How a 30-year-old IBM business partner stays relevant in the cloud
By: Heather Clancy for Next-Gen Partner
Many legacy systems integrators with deep skills in data center integration are recasting themselves as purveyors of cloud solutions and private cloud infrastructure, and Champion Solutions Group — founded way back in 1979 — is no exception.
Over the past several years, Champion Solutions has ensured its ongoing relevance in data center infrastructure by building expertise at building private cloud solutions: it is one of VMware’s elite Lighthouse partners, who are trained to accelerate adoption of hybrid cloud computing.
“I can’t think of one customer that is not utilizing the cloud in some way,” said Chris Pyle, CEO of the integrator, which is based in Boca Raton, Fla. Its clients include the likes of Insurance.com, Moen and the Borgata Casino & Spa.
A rather typical example of the sort of work that Champion Solutions does involves a business continuity solution it built for Laurens Electric Cooperative, a 150-person organization in South Carolina. Using VMware vSphere and VMware View, Champion Solutions built a virtual server environment that can fail over to an offsite data center. View was used to streamline the process for managing tablets and desktops used by remote employees. In addition, Champion Solutions migrated the company’s Exchange email into the cloud using Microsoft Office 365.
“For the VMware vSphere upgrade, Champion conducted a methodical process to document every step and every component,” said Bobby Smith, director of IT for the rural electric coop. “In addition to providing our IT team with training, our employees never noticed any change in the functioning of their ssystems — the process proceeded flawlessly.”
Although its list of vendor partners is lengthy (including Dell, Brocade, NetApp, Hewlett-Packard, Oracle, Citrix, Cisco and at least a dozen other serious data center and cloud contenders) and its roots lie in a long-time partnership with IBM, Champion Solutions has become a highly public strategic cloud partner for Microsoft over the past several years: through its 2012 acquisition of MessageOps, it now supports more than a half-million Office 365 seats, estimated Pyle. That includes Champion’s own sales organization. “It’s extremely hard to sell something that you aren’t utilizing first,” he said.

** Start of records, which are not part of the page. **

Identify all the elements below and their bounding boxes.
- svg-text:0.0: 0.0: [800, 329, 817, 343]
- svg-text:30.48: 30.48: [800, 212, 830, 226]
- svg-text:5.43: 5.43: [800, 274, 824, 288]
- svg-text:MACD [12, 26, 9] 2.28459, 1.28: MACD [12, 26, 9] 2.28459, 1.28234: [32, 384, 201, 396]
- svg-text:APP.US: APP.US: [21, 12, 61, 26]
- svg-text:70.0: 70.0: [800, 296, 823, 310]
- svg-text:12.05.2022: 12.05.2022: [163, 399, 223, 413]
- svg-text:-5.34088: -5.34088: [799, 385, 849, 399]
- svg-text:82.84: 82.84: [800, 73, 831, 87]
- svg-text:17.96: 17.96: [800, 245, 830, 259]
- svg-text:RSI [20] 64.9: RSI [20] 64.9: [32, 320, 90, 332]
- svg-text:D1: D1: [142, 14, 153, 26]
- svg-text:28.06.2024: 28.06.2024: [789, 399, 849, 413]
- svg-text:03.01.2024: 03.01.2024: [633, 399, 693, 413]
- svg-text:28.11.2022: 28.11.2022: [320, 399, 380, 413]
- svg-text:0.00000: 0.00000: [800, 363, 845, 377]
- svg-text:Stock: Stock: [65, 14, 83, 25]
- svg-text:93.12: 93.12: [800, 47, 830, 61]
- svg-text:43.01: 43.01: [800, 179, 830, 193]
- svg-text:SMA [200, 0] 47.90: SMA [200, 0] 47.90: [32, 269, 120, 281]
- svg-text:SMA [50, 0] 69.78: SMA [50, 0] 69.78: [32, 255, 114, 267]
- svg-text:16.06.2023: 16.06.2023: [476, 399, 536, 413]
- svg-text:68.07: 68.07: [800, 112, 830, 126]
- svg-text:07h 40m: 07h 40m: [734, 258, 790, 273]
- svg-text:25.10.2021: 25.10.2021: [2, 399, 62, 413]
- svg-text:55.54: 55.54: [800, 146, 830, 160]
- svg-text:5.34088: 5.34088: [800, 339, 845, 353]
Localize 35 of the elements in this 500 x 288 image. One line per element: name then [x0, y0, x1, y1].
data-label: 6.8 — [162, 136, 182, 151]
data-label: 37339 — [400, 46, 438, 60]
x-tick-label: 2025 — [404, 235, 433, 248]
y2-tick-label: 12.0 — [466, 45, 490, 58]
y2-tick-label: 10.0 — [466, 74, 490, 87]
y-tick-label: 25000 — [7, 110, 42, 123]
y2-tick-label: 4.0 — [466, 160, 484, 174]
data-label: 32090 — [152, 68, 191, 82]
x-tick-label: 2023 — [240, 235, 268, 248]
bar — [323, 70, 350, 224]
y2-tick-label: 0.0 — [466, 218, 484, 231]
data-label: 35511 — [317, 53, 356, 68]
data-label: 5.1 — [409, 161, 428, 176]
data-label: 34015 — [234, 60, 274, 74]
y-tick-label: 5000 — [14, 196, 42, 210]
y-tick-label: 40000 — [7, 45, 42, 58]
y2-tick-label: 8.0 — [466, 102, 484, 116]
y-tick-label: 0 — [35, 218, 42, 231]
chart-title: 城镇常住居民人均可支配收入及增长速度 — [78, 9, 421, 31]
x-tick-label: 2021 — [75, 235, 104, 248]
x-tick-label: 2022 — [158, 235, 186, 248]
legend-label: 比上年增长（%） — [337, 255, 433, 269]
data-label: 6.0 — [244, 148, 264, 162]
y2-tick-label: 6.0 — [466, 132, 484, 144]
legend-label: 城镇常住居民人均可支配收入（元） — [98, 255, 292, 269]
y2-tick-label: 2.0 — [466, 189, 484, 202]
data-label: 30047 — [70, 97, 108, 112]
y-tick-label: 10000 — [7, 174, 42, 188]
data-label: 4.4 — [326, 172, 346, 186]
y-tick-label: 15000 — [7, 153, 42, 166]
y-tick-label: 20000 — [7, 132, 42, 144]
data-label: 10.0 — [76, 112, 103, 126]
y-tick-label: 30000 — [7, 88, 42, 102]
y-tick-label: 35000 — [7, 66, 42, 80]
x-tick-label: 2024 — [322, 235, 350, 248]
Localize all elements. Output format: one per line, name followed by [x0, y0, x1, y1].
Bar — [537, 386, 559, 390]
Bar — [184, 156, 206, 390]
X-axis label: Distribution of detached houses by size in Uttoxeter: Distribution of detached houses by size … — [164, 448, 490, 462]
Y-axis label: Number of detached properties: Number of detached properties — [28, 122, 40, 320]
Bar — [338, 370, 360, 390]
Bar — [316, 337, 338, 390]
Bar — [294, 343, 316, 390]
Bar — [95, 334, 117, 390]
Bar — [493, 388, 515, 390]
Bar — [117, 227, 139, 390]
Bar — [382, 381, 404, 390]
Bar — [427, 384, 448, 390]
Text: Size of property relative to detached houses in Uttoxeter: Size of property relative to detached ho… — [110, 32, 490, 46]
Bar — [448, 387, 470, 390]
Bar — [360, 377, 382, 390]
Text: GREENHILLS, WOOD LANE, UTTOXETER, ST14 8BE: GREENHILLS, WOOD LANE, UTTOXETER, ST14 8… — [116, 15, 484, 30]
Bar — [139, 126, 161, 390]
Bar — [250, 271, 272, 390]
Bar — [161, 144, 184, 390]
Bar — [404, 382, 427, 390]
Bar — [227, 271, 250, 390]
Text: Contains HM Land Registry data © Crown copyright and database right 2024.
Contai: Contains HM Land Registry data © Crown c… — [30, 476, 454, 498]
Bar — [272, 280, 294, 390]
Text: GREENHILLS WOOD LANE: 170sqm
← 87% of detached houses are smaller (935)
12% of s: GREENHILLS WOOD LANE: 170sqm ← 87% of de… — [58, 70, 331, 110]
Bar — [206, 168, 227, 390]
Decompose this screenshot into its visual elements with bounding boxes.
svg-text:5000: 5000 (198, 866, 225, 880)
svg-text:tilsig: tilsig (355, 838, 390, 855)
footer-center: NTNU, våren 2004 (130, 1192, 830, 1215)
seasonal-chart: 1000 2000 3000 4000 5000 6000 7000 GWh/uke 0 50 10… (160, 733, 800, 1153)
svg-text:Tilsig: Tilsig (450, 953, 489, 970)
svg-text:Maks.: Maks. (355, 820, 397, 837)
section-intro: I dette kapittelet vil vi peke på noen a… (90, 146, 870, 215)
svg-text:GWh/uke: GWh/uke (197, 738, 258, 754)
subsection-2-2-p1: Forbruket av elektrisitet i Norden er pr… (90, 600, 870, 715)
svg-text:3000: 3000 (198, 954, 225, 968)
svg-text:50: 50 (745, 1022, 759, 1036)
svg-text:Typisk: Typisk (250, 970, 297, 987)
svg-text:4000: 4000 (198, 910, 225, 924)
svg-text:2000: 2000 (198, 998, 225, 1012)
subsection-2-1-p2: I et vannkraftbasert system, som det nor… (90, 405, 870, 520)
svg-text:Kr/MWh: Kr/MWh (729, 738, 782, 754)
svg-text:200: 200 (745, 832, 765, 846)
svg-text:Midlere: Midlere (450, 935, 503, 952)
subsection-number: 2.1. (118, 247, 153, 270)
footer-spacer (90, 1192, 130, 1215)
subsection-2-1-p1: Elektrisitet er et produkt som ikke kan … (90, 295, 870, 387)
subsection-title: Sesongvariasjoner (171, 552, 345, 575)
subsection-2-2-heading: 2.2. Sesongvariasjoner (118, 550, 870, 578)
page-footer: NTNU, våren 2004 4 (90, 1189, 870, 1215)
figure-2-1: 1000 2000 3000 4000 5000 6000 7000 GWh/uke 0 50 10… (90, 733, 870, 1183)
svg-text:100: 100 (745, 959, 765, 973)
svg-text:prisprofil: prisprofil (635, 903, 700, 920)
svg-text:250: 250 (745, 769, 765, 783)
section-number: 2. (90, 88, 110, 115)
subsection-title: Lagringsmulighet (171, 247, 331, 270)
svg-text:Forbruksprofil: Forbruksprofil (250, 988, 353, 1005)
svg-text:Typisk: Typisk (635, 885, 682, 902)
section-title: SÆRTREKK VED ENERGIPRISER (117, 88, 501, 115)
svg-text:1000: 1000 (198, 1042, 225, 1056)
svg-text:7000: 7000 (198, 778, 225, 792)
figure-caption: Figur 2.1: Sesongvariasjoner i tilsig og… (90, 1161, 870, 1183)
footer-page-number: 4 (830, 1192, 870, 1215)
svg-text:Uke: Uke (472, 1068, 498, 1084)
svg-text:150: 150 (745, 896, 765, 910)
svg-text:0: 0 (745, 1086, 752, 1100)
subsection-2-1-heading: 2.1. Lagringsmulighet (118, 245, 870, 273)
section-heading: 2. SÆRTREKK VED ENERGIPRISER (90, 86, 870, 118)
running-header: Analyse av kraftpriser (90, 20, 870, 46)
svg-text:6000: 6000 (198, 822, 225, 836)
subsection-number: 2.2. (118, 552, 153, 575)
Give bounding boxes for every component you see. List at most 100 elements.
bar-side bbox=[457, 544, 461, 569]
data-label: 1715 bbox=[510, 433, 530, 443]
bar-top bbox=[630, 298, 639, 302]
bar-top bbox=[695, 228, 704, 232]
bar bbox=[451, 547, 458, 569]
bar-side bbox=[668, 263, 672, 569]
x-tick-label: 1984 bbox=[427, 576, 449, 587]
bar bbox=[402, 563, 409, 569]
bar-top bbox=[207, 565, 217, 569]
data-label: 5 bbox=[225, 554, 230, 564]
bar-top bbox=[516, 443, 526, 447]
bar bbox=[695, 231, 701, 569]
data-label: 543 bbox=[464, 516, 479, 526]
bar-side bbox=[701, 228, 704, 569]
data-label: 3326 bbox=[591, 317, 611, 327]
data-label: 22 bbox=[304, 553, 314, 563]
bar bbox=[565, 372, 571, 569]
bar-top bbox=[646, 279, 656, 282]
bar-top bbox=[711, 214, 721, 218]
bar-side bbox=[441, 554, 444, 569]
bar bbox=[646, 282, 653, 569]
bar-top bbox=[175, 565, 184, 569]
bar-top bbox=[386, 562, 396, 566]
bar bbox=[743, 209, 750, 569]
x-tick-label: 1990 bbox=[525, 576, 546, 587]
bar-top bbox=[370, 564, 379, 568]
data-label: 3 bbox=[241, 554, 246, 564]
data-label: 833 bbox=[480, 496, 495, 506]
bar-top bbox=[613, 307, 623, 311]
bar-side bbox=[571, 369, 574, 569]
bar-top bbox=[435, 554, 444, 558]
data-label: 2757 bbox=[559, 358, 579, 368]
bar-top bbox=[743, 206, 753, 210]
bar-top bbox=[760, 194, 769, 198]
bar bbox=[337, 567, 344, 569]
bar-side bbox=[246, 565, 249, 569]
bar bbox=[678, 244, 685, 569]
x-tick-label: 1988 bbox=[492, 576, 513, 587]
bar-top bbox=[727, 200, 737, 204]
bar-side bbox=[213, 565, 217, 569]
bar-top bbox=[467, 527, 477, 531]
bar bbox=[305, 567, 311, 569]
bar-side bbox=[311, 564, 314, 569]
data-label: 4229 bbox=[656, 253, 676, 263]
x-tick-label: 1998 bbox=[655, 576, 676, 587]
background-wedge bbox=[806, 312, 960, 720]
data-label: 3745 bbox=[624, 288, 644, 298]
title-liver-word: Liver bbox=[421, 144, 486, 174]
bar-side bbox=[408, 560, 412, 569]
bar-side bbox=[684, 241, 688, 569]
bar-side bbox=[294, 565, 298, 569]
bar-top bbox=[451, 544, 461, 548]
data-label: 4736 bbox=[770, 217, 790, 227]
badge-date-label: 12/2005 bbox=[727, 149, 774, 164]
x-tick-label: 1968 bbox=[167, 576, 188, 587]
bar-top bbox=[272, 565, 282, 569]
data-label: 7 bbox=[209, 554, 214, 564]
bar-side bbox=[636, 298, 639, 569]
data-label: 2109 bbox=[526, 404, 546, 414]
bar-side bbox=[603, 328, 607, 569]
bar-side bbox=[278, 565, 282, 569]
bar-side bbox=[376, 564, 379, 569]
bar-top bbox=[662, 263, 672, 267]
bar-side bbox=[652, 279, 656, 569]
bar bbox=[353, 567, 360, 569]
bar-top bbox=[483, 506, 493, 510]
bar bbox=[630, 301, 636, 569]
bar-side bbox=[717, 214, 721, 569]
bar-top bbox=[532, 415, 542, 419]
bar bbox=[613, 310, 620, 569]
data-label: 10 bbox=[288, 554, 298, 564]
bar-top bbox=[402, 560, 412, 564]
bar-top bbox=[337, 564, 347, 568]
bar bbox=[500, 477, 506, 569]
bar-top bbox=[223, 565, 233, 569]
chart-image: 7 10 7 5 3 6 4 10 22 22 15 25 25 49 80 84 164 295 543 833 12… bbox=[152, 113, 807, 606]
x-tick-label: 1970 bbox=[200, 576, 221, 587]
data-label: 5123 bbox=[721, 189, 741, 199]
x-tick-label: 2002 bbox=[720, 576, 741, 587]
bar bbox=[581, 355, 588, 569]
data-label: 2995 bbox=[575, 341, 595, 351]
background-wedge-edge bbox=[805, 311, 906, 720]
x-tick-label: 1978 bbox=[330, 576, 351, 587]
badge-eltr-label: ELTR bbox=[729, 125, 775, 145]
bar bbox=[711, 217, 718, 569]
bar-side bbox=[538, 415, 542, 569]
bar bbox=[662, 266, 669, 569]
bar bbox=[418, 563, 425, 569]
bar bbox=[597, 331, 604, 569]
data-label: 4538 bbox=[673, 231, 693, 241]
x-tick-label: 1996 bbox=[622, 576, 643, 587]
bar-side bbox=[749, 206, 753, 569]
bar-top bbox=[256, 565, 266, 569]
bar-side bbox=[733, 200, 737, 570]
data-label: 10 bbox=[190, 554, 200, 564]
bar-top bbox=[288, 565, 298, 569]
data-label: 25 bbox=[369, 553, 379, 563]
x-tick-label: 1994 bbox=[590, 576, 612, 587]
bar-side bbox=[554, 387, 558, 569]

MessageOps was created in 2009 solely for the purpose of helping businesses migrate applications to Microsoft Online services. But even before that, Champion Solutions was named Microsoft’s cloud partner of the year in 2011. Although Champion has extensive technical expertise in data center integration, it chose to focus on selling Microsoft’s cloud applications so it didn’t have to maintain the cloud infrastructure to host its own, and so that its consultants could focus on solving process-related problems rather than worrying about IT maintenance.
In addition, Champion Solutions focuses its cloud infrastructure services on assisting businesses with private cloud buildouts. Approximately 55 percent of 379 hardware decision makers in North America and Europe plan to prioritize building an internal private cloud, while 33 percent have begun this process, according to Forrester Research’s latest “wave” study on this topic from November 2013. The majority of them (30 percent) are doing so using a commercially available software option, rather than a converged hardware/solution or open source software, Forrester reported.